Automatic and semi-automatic firearms, such as a standard AR-15 and the like, are operated using a gas impingement system. The gas impingement system directs gas from a fired cartridge into an interior region of the bolt carrier assembly (i.e., an impingement chamber directly behind the bolt) to cycle the firearm, i.e., to drive back the bolt carrier assembly ejecting the spent shell. In particular, in a standard AR-15 firearm, for example, the gas is vented directly into the interior of the bolt carrier assembly into an impingement chamber directly behind the bolt to force the bolt carrier assembly rearward. One problem with such a direct gas impingement system is the gas, which is hot propellant gases, carries carbon and other debris (e.g., powder residue) that over time can build up on the bolt and bolt carrier in the interior of the bolt carrier assembly and potentially slow down and/or stop the operation of the bolt and carrier. This may occur even with frequent cleaning and the operation of the bolt and carrier may slow and/or stop operation during long periods of use.

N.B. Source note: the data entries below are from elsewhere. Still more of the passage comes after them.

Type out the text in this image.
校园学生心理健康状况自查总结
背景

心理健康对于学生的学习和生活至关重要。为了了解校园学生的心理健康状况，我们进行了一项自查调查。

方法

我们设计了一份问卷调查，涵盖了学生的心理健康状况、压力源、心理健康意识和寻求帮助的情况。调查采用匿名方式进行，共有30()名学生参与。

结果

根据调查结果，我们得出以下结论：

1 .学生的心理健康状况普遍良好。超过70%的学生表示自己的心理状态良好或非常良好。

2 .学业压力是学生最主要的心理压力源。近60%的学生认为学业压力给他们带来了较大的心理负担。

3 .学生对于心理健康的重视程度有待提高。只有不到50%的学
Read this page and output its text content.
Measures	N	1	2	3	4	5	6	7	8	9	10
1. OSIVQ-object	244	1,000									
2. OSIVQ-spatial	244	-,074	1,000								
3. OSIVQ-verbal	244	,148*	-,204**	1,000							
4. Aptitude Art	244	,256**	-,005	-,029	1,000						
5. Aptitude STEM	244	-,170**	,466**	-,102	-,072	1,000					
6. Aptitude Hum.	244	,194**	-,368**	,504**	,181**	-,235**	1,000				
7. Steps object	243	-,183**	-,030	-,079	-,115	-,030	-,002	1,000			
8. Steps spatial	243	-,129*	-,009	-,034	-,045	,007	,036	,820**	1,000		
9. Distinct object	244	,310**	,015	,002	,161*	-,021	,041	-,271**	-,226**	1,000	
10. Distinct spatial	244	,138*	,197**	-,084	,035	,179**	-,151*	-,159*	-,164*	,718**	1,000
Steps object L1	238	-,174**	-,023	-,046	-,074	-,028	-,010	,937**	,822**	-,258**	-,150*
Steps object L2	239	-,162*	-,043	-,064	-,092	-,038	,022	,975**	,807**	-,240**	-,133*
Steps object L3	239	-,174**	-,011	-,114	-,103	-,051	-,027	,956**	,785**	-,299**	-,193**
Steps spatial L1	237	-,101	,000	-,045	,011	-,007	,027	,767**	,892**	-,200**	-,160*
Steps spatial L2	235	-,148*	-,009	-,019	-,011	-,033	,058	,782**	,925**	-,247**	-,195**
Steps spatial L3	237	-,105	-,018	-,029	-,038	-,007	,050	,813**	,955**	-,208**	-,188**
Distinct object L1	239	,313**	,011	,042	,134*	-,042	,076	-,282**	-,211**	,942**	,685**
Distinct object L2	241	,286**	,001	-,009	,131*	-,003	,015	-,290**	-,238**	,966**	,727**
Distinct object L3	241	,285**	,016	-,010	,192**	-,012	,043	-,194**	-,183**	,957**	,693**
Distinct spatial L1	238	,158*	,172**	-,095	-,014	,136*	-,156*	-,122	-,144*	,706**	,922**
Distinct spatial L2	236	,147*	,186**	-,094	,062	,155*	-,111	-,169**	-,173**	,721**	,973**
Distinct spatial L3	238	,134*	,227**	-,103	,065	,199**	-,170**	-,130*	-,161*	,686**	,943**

Further, these gases that are vented into interior region of the bolt carrier assembly enter at very high temperatures. These hot gases accelerate the breakdown of the various lubricants and coatings in the bolt carrier assembly, which, again, over time increases wear tear of the firearm, thus, shortening its lifetime and increasing its likelihood of failing during operation (e.g., jamming).
Therefore, there is a need for a gas impingement system that reduces or eliminates the buildup of carbon and debris on the bolt and bolt carrier in the interior region of the bolt carrier assembly. There is also a need for a gas impingement system that will reduce or eliminate the degradation of the various lubricants and coatings in the bolt carrier assembly caused by exposure to such high temperatures gases.